La détresse au quotidien
Lundi 8 mars, 15 jours après la catastrophe, deux bénévoles de la coordination Al Amal se sont rendus au douar Tala Youssef, où il n'y avait encore aucune tente. Une semaine avant, les 13 douars de la bourgade de Chakrane - l'une des plus reculées dans les montagnes et qui rassemble environ 12.000 habitants -, se sont vu distribuer les 300 premières tentes, grâce à la même coordination. Tandis que le deuxième convoi était acheminé… par la 2e coordination d'associations. Quelques jours avant, une femme avait dû accoucher sous des mika (sacs plastiques), faute d'unités mobiles ou autres équipes de secours.

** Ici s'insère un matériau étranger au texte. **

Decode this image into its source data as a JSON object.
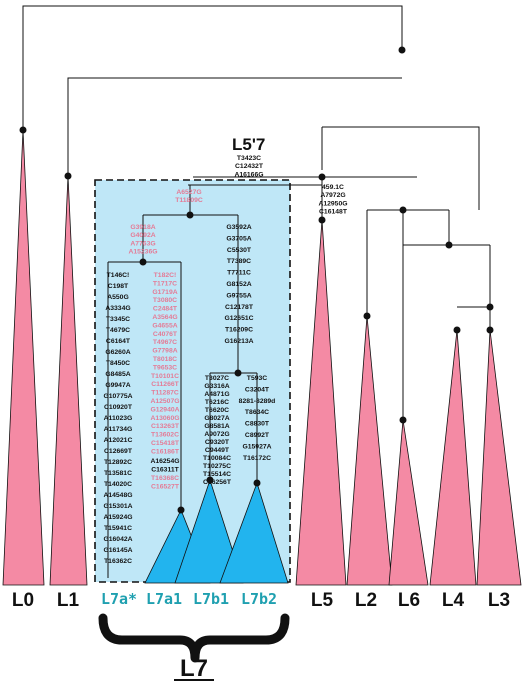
{
  "colors": {
    "pink_clade": "#f48aa4",
    "blue_clade": "#22b4ee",
    "box_fill": "#bfe7f7",
    "pink_text": "#e47b96",
    "teal_text": "#1fa0b0"
  },
  "headings": {
    "l57": "L5'7",
    "l7": "L7"
  },
  "leaves": [
    "L0",
    "L1",
    "L7a*",
    "L7a1",
    "L7b1",
    "L7b2",
    "L5",
    "L2",
    "L6",
    "L4",
    "L3"
  ],
  "mutations": {
    "l57": [
      "T3423C",
      "C12432T",
      "A16166G"
    ],
    "l7_root": [
      "A6527G",
      "T11809C"
    ],
    "l5": [
      "459.1C",
      "A7972G",
      "A12950G",
      "C16148T"
    ],
    "l7a": [
      "G3918A",
      "G4092A",
      "A7763G",
      "A15236G"
    ],
    "l7b": [
      "G3592A",
      "G3705A",
      "C5530T",
      "T7389C",
      "T7711C",
      "G8152A",
      "G9755A",
      "C12178T",
      "G12651C",
      "T16209C",
      "G16213A"
    ],
    "l7a_star": [
      "T146C!",
      "C198T",
      "A550G",
      "A3334G",
      "T3345C",
      "T4679C",
      "C6164T",
      "G6260A",
      "T8450C",
      "G8485A",
      "G9947A",
      "G10775A",
      "C10920T",
      "A11023G",
      "A11734G",
      "A12021C",
      "C12669T",
      "T12892C",
      "T13581C",
      "T14020C",
      "A14548G",
      "G15301A",
      "A15924G",
      "T15941C",
      "G16042A",
      "G16145A",
      "T16362C"
    ],
    "l7a1": [
      "T182C!",
      "T1717C",
      "G1719A",
      "T3080C",
      "C2484T",
      "A3564G",
      "G4655A",
      "C4076T",
      "T4967C",
      "G7798A",
      "T8018C",
      "T9653C",
      "T10101C",
      "C11266T",
      "T11287C",
      "A12507G",
      "G12940A",
      "A13060G",
      "C13263T",
      "T13602C",
      "C15418T",
      "C16186T"
    ],
    "l7a1_black": [
      "A16254G",
      "C16311T"
    ],
    "l7a1_tail": [
      "T16368C",
      "C16527T"
    ],
    "l7b1": [
      "T3027C",
      "G3316A",
      "A4871G",
      "T6216C",
      "T6620C",
      "G8027A",
      "G8581A",
      "A9072G",
      "C9320T",
      "C9449T",
      "T10084C",
      "T10275C",
      "T15514C",
      "C16256T"
    ],
    "l7b2": [
      "T593C",
      "C3204T",
      "8281-8289d",
      "T8634C",
      "C8830T",
      "C8992T",
      "G15927A",
      "T16172C"
    ]
  }
}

Heureusement pour elle, il n'y a neigé qu'une semaine après ! Face à cette détresse au quotidien, les méthodes employées par les représentants officiels de l'entraide sociale ne font que retarder inutilement l'acheminement et la distribution des besoins vitaux. "Hier soir (lundi 8 mars), on a finalement pu récupérer un camion qui nous était destiné, mais qui avait été dérouté vers l'aéroport par le Pacha, au motif qu'il ne nous connaissait pas", explique Saleha de Al Amal. "Résultat, il était trop tard pour l'amener jusqu'au douar Beni Bakkioua et comme nous n'avons pas de parking où le stationner, deux bénévoles ont dormi dedans. Ce n'est que ce matin qu'il a pu partir vers ses destinataires. Entre temps, nous avons perdu près de 24 heures". Mais il faut saluer l'intelligence quand elle se présente aussi. Comme lorsque le wali d'Oujda, après le déroutage d'un avion-cargo sur son aéroport, a débloqué la situation en un quart d'heure. Les camions ont été escortés jusqu'à Al Hoceima où on les a remis à leur destinataire : la coordination Al Amal. Malheureusement, ce type de comportements ne constitue pas encore la norme. Après le tremblement de terre de 1994, il semble que l'État n'ait pas d'archives et le Makhzen, pas de mémoire.